Başkanın verdiği ültimatom işe yaradı ve deplasmanda Afyonspor, içeride de İnegölspor’a karşı alınan galibiyetler moral kaynağı oldu. Niğde deplasmanında alınan 0-0’lık beraberlik can sıksa da, 3-0’lık Ergene Velimeşe galibiyeti ile yeni bir uçuş moduna girildi.

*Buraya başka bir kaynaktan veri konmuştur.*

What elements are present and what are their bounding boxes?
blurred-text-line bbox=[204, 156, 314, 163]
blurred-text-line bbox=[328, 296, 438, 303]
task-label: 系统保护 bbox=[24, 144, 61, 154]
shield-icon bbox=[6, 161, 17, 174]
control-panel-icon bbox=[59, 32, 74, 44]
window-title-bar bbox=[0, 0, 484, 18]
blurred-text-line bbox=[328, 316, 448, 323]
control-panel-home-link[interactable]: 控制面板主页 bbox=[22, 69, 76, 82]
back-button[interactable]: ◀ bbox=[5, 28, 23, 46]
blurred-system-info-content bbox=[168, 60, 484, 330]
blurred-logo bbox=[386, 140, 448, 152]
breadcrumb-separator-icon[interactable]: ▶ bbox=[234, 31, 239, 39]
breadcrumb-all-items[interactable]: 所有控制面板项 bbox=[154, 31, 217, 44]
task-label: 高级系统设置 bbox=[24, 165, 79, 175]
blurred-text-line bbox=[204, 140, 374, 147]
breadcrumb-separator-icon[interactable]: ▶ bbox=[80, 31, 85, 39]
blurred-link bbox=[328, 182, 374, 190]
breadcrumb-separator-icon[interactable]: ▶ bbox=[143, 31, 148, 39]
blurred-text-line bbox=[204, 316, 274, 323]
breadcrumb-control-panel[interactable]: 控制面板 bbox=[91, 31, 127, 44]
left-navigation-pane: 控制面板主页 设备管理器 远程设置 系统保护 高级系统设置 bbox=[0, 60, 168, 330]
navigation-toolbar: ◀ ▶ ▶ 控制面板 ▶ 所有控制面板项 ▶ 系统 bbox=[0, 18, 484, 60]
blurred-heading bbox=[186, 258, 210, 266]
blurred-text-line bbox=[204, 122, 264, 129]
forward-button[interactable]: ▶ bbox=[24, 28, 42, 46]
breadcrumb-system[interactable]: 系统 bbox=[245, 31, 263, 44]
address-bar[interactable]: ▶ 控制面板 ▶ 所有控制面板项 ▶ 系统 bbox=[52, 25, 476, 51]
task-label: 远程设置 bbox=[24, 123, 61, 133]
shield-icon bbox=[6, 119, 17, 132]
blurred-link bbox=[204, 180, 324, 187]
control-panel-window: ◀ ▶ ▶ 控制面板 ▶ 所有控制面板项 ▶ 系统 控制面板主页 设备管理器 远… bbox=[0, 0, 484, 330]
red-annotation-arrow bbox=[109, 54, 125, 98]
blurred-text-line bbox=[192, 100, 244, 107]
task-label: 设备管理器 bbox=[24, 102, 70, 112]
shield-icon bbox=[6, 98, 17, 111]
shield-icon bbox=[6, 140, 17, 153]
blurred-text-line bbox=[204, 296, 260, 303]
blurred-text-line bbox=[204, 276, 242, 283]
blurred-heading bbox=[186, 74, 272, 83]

Ankara’da 2-0’dan geri dönerek müthiş bir özgüven yakalayan Çorum FK, sonraki maçlarda Sancaktepe ve Kahramanmaraş’ı evinde, Amed ve Erzincanspor gibi grubun güçlü takımlarını da deplasmanda yenerek üst üste 4 galibiyet alırken, bu galibiyet periyodunda attığı 11 gole karşılık kalesinde sadece 1 gol gördü.

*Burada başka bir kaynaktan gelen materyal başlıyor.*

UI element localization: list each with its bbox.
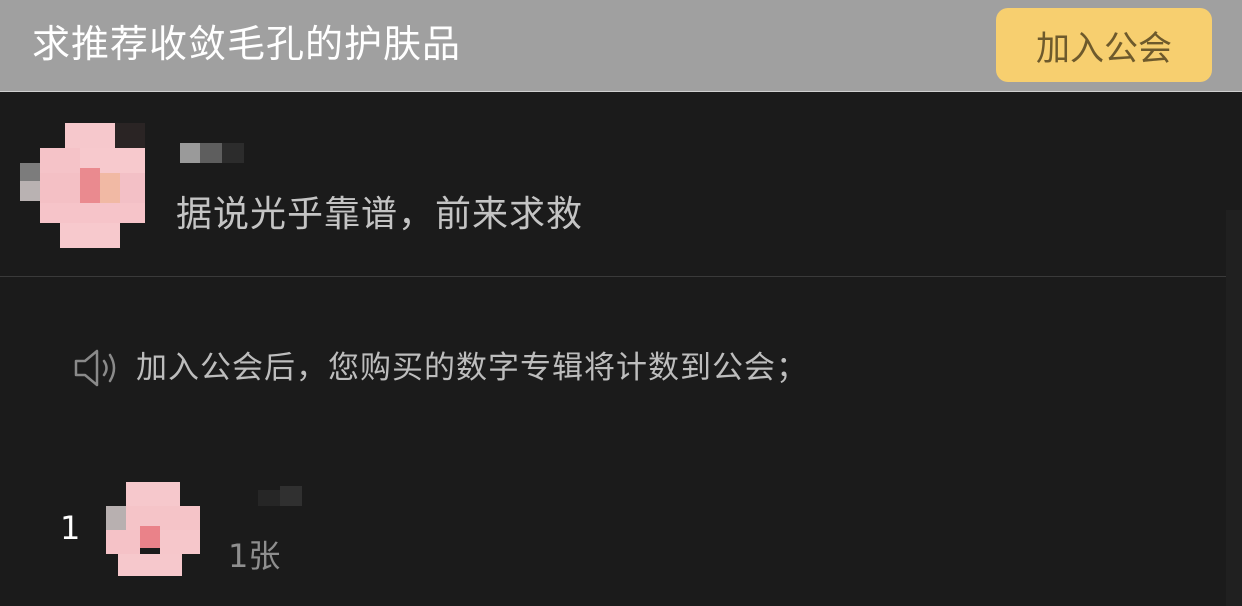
ranking-row[interactable]: 1 1张 <box>0 478 1226 588</box>
owner-name-blurred <box>180 143 260 167</box>
owner-avatar[interactable] <box>20 123 145 248</box>
guild-header: 据说光乎靠谱，前来求救 <box>0 93 1226 277</box>
notice-row: 加入公会后，您购买的数字专辑将计数到公会； <box>72 342 808 394</box>
member-avatar[interactable] <box>106 482 200 576</box>
member-album-count: 1张 <box>228 537 281 575</box>
join-guild-button[interactable]: 加入公会 <box>996 8 1212 82</box>
scrollbar[interactable] <box>1226 210 1242 606</box>
guild-title: 求推荐收敛毛孔的护肤品 <box>32 22 462 66</box>
speaker-icon <box>74 349 116 387</box>
top-bar: 求推荐收敛毛孔的护肤品 加入公会 <box>0 0 1242 92</box>
guild-description: 据说光乎靠谱，前来求救 <box>176 194 584 235</box>
notice-text: 加入公会后，您购买的数字专辑将计数到公会； <box>136 350 808 386</box>
rank-number: 1 <box>60 509 81 547</box>
member-name-blurred <box>258 482 308 512</box>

İşte, gelinen noktanın kısaca özeti bu. Başkan Fatih Özcan’ın Kocaelispor maçından sonra yaptığı toplantı, devre arasında alınan futbolcuların takıma adapte olup katkı vermeye başlamaları ve en önemlisi, takım ruhunu yakalamak. Ha, yine tam da işler yoluna girmişken, bazı gizli güçlerin kulübe haciz göndertmeleri ve başkan Fatih Özcan’ın düzenlediği basın toplantısındaki açıklamaları da takımın kenetlenmesinde önemli etken oldu.

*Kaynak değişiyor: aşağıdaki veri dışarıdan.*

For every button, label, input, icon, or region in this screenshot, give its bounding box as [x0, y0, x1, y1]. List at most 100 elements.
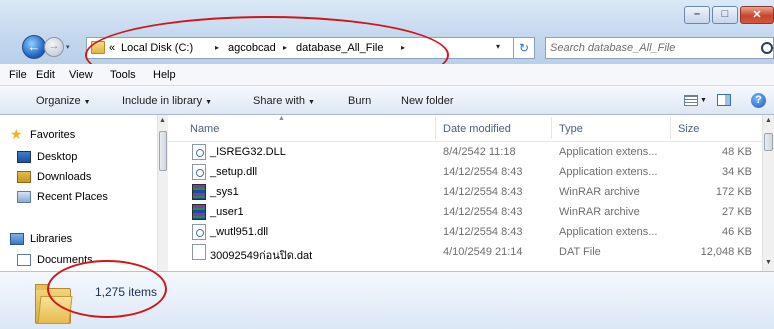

Son 9 maçta 7 galibiyet, 2 beraberlik alan Çorum FK’nın puan ortalaması 2,55’tir ve bu ortalama şampiyonluk ortalamasıdır. Çorum FK, artık rüzgârı arkasına aldı ve play-off şampiyonluğunun en güçlü adayıdır. Yeter ki, bu havayı kaybetmeyelim.

Önceki gün Erzincanspor’la oynanan maça gelirsek. Çorum FK, oyun olarak olmasa da, skor olarak istediğini aldı. Maçın genelinde topu rakibe verdi ama oyunu hep elinde tuttu. Zorlu deplasmanda, güçlü rakibine pozisyon şansı bile tanımadı. Maçın hiçbir bölümünde, “Çorum FK kaybeder” görüntüsünde olmadı. Tam bir deplasman takımın oynaması gerektiği gibi oynadı ve 1-0’lık sonuçla da olsa kazanmasını bildi. Emeği geçen herkesi kutluyorum.

Son haftalarda, Cengiz skora direkt etki yapmaya başladı. İşte bizim istediğimiz Cengiz bu. Bu maçta da adrese teslim bir orta demeyeyim, pasla Sinan’a golü attırdı. 100’ler kulübüne adını yazdıran Sinan’ı da ayrıca tebrik ediyorum.

Kalan 7 maçta Çorum FK’nın gerekli sonuçları alıp Play-Off’a kalacağına inancım tam. Daha önce de söylediğim gibi, ben Play-Off’u değil, play-off maçlarını düşünüyorum. İnşallah bu hava ile o kupa da Çorum’a gelecek.